Built in the 1960s, the Ariana was pillaged and destroyed in Afghanistan's civil war of 1992-1996, before a French-led restoration effort that saw it reopen in 2004.
But with the return in 2021 of Taliban authorities and their ban of films, music and other entertainment under their strict interpretation of Islamic law, the cinema was given over to the occasional propaganda film before being shut for good.
On Thursday, a bulldozer smashed walls amid piles of rubble at the site.
A banner stated that a "standard modern market is going to be built".
"It shattered my heart, the news of the demolition of the Ariana Cinema. We had a lot of good memories from the cinema," a 65-year-old Kabul resident, who declined to give her name for security reasons, told AFP.
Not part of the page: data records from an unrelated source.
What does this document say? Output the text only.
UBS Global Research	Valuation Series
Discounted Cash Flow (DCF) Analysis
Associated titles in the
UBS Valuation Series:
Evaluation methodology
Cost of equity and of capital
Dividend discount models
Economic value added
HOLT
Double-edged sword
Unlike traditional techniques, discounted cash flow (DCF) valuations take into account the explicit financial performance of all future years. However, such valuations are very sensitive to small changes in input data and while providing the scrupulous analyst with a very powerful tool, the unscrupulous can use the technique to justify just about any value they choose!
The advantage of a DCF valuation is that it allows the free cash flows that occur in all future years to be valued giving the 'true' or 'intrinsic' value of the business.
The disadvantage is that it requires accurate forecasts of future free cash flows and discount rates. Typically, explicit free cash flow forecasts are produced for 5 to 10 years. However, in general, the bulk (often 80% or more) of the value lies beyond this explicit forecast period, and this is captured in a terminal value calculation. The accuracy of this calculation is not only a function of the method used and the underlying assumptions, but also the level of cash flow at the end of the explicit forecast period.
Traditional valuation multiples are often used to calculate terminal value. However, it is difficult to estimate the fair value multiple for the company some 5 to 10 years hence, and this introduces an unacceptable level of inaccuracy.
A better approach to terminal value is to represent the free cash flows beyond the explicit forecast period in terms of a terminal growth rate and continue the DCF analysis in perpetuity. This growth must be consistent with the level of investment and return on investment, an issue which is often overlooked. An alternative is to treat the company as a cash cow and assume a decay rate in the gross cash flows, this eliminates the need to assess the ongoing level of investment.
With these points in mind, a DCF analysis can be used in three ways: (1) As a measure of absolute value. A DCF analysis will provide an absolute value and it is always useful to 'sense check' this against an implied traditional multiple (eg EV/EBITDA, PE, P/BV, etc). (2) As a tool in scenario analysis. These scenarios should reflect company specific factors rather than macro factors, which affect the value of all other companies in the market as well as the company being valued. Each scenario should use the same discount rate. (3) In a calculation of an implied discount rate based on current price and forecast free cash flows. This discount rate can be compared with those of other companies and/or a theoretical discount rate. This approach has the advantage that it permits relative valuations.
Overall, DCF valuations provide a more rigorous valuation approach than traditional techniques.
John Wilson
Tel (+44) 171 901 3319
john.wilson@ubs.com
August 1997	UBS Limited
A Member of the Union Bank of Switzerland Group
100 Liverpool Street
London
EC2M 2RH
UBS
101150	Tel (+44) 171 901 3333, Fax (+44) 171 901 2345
In the 1970s it used to screen "Indian, Iranian movies in the early years; later on, they also started to screen Russian, English, French, and European movies as well", the woman said.
"They used to screen revolutionary movies, movies that showed the struggle of the people, and people used to watch them with a lot of passion."
The restoration work in 2004 was overseen by the French architects Frederic Namur and Jean-Marc Lalo, and financed by an association led by French director Claude Lelouch, who won the Palme d'Or top prize at Cannes in 1966 for "A Man and a Woman".
Another Kabul movie house, Park Cinema, has already been demolished, also to be replaced by a mall.